PostPosted: Thu Feb 19, 2009 3:12 am
by Hermionefan5
How do you deal with criticism? How do you become less sensitive to it? I sometimes do very well with it and then other times no, I hate it? What should I do?

PostPosted: Thu Feb 19, 2009 12:08 pm
by Steph
I wish I could help but I have major problems with this too. I just can't seem to help taking it personally and dwelling on it.

PostPosted: Fri Feb 20, 2009 2:11 pm
by parnassus
I've written my reply in your other thread, Shanna:

PostPosted: Fri Feb 20, 2009 5:21 pm
by Hermionefan5
I have read it and thank you, Vicky. I think I will talk to my doctor about it a little. It may be a good idea as it might be some kind of other symptom of my illness that I don't really know about. Some people who have my illness do have a tendency to obsess over being liked. I may have something to that order as well as the other symptoms I have. I was wondering though, can we talk about my illness as an illness on here and not exactly as what its real name is?

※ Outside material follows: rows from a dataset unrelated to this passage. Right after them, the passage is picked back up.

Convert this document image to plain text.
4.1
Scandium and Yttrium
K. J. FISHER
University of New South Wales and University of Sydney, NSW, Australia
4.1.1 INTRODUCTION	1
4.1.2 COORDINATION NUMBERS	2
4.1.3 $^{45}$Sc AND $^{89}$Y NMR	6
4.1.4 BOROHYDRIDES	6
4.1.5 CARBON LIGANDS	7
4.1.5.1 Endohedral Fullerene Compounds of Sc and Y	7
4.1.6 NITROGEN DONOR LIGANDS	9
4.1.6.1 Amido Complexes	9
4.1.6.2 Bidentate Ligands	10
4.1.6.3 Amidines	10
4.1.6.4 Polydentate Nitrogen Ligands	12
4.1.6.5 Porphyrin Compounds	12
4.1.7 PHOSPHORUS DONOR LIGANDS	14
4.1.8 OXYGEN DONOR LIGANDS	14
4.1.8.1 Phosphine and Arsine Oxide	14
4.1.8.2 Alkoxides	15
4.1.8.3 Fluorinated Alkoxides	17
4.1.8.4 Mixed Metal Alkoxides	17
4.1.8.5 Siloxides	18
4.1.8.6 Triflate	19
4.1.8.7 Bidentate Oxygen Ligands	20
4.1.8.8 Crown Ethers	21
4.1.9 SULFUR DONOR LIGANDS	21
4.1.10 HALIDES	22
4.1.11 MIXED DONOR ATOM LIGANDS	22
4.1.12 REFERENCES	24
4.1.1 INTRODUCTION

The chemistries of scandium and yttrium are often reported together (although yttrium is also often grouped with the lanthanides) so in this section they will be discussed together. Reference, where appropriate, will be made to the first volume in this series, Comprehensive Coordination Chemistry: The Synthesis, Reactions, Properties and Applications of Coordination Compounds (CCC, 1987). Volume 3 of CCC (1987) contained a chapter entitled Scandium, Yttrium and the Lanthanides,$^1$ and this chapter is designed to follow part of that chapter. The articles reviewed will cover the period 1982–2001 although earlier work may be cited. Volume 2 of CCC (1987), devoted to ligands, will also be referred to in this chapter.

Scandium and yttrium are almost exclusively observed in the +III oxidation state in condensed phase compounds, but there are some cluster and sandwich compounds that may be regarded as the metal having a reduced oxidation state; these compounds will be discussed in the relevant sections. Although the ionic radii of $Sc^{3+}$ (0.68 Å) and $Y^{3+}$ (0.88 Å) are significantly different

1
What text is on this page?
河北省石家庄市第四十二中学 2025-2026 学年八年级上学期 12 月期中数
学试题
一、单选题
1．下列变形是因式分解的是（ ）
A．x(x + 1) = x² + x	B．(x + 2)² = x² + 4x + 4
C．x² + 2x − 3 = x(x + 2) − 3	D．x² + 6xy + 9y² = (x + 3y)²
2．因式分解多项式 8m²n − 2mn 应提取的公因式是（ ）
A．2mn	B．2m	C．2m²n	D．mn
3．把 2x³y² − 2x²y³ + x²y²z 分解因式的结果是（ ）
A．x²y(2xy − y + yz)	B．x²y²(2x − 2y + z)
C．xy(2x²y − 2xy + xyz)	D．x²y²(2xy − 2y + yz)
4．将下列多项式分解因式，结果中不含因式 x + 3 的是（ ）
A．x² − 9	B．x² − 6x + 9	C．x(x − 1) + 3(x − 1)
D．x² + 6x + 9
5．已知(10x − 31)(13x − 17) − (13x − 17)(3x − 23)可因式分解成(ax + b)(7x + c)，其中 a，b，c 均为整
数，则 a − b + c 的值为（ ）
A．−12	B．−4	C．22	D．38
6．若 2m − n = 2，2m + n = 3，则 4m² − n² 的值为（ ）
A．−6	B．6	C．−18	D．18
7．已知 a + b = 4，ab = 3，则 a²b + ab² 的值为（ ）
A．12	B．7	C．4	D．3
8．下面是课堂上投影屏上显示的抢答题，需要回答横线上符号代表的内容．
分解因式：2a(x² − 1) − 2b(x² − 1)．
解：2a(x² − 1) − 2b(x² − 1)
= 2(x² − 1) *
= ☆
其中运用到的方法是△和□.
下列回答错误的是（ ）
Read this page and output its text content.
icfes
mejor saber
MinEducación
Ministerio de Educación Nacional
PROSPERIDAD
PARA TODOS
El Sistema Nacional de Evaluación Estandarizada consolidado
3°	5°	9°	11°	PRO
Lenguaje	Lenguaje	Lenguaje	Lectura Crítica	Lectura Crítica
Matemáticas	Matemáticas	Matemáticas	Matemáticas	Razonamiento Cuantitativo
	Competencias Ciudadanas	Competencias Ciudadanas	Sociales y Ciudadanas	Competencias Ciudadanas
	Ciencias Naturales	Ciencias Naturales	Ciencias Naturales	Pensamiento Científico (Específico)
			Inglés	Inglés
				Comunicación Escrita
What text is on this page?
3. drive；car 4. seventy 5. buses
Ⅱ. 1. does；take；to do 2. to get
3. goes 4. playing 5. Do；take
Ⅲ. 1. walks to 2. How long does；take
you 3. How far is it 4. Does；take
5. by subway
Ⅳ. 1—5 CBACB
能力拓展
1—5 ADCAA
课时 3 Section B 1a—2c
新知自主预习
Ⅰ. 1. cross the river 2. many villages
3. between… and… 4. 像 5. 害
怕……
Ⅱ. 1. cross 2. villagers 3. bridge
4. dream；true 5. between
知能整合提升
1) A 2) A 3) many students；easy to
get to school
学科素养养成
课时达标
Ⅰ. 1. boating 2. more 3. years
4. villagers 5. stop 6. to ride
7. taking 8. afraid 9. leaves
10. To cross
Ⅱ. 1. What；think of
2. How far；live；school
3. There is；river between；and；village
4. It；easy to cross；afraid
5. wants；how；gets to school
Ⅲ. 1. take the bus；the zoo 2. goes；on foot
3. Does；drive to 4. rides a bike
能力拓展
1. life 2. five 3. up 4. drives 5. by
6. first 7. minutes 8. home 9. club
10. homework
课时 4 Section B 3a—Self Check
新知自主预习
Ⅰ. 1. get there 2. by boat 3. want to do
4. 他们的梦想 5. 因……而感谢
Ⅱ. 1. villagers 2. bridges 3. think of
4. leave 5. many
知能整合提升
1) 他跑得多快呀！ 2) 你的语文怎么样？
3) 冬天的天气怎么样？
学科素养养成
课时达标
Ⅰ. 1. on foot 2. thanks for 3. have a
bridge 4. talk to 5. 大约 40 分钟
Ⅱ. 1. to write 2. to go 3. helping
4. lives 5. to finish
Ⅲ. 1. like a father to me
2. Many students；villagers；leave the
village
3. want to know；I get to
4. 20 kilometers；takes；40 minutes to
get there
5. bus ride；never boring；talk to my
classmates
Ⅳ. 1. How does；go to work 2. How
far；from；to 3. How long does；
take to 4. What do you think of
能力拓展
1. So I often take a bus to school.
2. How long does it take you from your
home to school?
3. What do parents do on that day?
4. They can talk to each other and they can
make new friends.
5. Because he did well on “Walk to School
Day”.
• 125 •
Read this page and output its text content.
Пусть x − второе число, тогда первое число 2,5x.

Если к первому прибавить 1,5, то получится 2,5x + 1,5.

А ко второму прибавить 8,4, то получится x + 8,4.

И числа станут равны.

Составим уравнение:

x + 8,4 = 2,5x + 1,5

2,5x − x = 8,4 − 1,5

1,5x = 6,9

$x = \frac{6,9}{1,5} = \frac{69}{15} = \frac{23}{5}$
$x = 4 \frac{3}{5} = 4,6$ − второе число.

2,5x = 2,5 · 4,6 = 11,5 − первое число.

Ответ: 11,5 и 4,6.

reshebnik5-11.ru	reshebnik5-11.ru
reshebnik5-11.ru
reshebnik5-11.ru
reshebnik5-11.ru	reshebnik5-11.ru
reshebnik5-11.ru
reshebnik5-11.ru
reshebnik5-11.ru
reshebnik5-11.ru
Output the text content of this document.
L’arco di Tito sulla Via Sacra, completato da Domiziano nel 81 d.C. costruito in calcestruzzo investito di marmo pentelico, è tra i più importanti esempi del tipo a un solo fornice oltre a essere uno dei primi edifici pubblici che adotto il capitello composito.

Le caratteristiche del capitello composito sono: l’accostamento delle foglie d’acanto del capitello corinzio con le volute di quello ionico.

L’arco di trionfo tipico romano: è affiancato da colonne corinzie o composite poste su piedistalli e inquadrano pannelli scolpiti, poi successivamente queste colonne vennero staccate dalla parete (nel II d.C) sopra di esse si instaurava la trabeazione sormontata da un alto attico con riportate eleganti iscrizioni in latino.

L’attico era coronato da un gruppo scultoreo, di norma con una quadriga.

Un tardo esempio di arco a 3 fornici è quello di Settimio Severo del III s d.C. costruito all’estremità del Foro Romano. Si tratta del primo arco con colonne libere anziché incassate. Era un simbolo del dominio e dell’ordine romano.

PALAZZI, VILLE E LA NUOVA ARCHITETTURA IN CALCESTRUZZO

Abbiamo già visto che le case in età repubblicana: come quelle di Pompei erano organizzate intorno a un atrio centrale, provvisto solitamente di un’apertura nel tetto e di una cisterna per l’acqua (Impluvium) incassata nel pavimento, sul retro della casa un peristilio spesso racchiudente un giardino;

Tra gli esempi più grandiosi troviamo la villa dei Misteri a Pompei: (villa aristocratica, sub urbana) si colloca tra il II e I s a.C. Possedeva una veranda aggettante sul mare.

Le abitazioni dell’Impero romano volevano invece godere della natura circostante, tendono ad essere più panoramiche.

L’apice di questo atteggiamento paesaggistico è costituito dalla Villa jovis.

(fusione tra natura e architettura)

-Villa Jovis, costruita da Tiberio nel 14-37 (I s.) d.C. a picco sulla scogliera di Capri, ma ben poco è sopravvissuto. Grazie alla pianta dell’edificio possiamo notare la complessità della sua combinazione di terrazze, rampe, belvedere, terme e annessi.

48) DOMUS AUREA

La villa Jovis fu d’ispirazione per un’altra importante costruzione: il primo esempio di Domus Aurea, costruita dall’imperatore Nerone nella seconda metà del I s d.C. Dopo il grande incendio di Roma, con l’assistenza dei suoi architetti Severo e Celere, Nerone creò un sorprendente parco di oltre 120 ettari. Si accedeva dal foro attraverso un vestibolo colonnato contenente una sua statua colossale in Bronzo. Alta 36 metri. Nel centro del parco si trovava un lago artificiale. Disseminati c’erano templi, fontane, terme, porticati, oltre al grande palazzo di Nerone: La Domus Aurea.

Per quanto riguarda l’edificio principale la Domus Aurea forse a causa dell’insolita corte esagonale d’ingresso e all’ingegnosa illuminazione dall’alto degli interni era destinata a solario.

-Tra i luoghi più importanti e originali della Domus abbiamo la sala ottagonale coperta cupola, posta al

I am still getting used to it and therefore I don't know if I want to broadcast it yet even though I did a few months ago on a whim. Thank you so much for your advice though! I think it will help a lot. :) You are so good with words and making people feel better. :)

PostPosted: Mon Feb 23, 2009 3:27 pm
by parnassus
Hermionefan5 wrote: I was wondering though, can we talk about my illness as an illness on here and not exactly as what its real name is? I am still getting used to it and therefore I don't know if I want to broadcast it yet even though I did a few months ago on a whim.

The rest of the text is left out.